San Quentin is the weirdest piece of real estate in the world. Built before Marin was developed, it has million dollar views but you wouldn’t want to be there for a million dollars. It’s in a scenic spot just across from the Larkspur Ferry, with a beautiful view of the city.

Several years back I was asked to play a concert in San Quentin for the Bill Graham Foundation. Bill was always good to me and I returned the favor, although I had no idea what to expect. His foundation helped prisoners, that’s all I knew. I accepted without really thinking. Then we drove up to the gates of San Quentin Prison and all bets were off. First of all let’s talk security.

There is no greater security than entering or leaving San Quentin. They search everything again and again, they check everybody’s ID six times, they read you the “Riot Act” when you arrive and again when you leave saying that if you’re taken hostage they won’t negotiate for your return. Comforting thought, that. There were at least a dozen guards with shotguns on either side of the stage, and machine-gunners in the towers that ringed the yard. We were in the exercise yard on an outdoor stage performing before what could only be described as a “captive audience.” The place was packed, I’ll say that. I guess there wasn’t much else to do, so we had 100% occupancy except for Charlie Manson and the guys on Death Row, but they could probably hear it.

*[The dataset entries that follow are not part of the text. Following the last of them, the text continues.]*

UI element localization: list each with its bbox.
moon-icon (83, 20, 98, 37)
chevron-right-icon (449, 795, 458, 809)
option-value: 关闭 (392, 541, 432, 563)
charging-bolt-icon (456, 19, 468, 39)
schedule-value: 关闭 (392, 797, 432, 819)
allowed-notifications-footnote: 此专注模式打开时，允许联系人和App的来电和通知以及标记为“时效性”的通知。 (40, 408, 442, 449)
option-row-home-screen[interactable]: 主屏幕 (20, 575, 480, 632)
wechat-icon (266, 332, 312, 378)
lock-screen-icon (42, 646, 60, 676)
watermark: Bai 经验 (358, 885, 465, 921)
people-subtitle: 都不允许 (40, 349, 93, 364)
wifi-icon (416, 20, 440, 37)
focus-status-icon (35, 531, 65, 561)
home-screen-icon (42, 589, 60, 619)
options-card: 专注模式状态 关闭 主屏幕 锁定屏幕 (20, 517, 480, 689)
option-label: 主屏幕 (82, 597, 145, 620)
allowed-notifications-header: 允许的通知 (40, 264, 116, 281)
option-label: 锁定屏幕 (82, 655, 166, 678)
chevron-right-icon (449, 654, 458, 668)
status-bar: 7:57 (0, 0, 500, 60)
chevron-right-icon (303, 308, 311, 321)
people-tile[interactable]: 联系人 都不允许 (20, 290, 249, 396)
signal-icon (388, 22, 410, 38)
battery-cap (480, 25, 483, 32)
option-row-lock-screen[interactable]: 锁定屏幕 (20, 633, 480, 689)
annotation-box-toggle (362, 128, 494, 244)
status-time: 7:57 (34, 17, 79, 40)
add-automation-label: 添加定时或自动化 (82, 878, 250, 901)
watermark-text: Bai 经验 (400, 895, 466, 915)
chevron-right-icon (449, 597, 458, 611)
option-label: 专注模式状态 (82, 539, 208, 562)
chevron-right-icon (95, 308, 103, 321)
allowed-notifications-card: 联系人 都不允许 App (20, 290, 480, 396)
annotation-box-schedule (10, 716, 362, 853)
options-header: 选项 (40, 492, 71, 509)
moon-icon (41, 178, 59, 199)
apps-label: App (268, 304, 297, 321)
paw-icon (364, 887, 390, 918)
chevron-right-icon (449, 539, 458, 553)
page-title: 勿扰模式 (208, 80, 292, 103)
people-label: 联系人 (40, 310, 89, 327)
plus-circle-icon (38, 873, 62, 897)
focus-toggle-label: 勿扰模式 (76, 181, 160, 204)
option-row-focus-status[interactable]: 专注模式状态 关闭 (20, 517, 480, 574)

The gig featured the Greg Kihn Band and Clearance Clemmons, The Big Man, from the E Street Band. As we were going through security, Clearnce flashed his Driver’s License at me and the picture showed a little white dude with glasses! I couldn’t believe it. Clearance thought it was hilarious. They had made a mistake at the DMV and he’d never changed it. The guards did not find it amusing and if it weren’t for the Bill Graham personal magic, and the fact that the man played with the Boss, he never would have got in. Somehow he made it inside and we were briefed by the Warden. He basically gave us the same speech, if we were taken hostage, yaddah yaddah…

The Warden seemed like a nice guy. He warned us to NOT mention jail, prison, incarceration, or anything that even carried the slightest hint of men behind bars. “These men have a short fuse, see that you don’t ignite it. Remember, these are the worst of the worst, the hardened convicts who wound up in society’s sub-basement. Don’t make it any harder than it has to be.”

We stood there looking at each other wondering what we had gotten ourselves in for. Johnny Cash I am not. But, the show must go on. Of course my band were born trouble-makers. Steve immediately started suggesting songs like ”Jail House Rock.” We decided to go against the grain and just play the gig like we saw it. After all those warnings and dire predictions, we opened with “Jailhouse Rock” then went into “I Fought The Law and The Law Won” and the place went insane. For a minute I thought we might have pushed things too far, but after some initial craziness, the crowd of inmates settled down and enjoyed the a trouble-free show. WE got five encores. They loved every note. I’ll never forget that show, or the looks in the crazed desperate men in the audience. The “Big House” is not where you’d normally find good rock and roll, but Bill Graham had a heart of gold.